The company said it would work with industry groups in California, as well as Los Alamitos racetrack in Orange County and Del Mar north of San Diego in relocating horses and employees to Southern California.

“The ramifications of this Stronach decision will be far-reaching and long-lasting,” Alan Balch, executive director of the California Thoroughbred Trainers, said in a statement. “They will include, we believe, a great many unintended and mainly detrimental consequences for all of racing and Thoroughbred breeding throughout California and the West, including in Southern California. We can only hope that we are entirely wrong.”

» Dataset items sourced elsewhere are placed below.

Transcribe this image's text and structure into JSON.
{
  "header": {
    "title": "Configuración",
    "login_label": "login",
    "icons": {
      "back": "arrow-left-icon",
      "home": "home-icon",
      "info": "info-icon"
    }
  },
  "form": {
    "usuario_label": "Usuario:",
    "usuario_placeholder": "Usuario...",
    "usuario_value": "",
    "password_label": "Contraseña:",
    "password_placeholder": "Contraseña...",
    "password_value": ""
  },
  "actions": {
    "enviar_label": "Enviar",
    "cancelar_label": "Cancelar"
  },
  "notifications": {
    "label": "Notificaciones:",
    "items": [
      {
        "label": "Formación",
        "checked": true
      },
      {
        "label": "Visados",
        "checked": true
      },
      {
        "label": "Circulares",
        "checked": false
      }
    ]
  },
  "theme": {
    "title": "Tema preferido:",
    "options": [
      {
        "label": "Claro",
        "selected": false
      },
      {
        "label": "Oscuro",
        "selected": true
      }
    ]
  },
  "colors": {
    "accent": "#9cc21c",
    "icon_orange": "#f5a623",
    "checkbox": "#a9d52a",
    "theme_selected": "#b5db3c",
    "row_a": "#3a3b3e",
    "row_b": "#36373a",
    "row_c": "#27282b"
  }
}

Scott Chaney, executive director of the California Horse Racing Board, noted that Golden Gate Fields has been racing nine months out of the year and the board will begin discussing allocating those racing dates in August for 2024.

“I am acutely aware of the human impact of the closure — be they CHRB employees, CHRB contractors, licensees, and, of course, Golden Gate employees — and I will be working hard to ameliorate any negative consequences and to create job and role opportunities,” Chaney said.

The Stronach Group purchased the track in 2011.

Golden Gate Fields, which straddles the cities of Albany and Berkeley along the shore of the San Francisco Bay, opened in 1941.

With the start of World War II, the U.S. Navy took over the property for storage of landing craft that was to be used in the Pacific theater. After the war ended, racing returned to the site.

Among the horses that competed at Golden Gate Fields was 1948 Triple Crown winner Citation, John Henry, Shared Belief, and come-from-behind specialist Silky Sullivan, who is buried in the track’s infield.

The track was immortalized in book and movie form. In Jack Kerouac’s 1957 novel “On the Road,” Sal Paradise visits the track with his friend, who loses all their money.

In the 1997 movie “Metro” starring Eddie Murphy, his character visits the track to gamble and blames jockey Russell Baze for losing his money.

Retired Hall of Famer Baze won his 10,000th career race at Golden Gate Fields in 2008. He earned 54 riding titles and won 5,765 races there during his career.

The closure will leave Northern California without a major racetrack. Bay Meadows, which opened in 1934, shut down and was turned over to developers in 2008.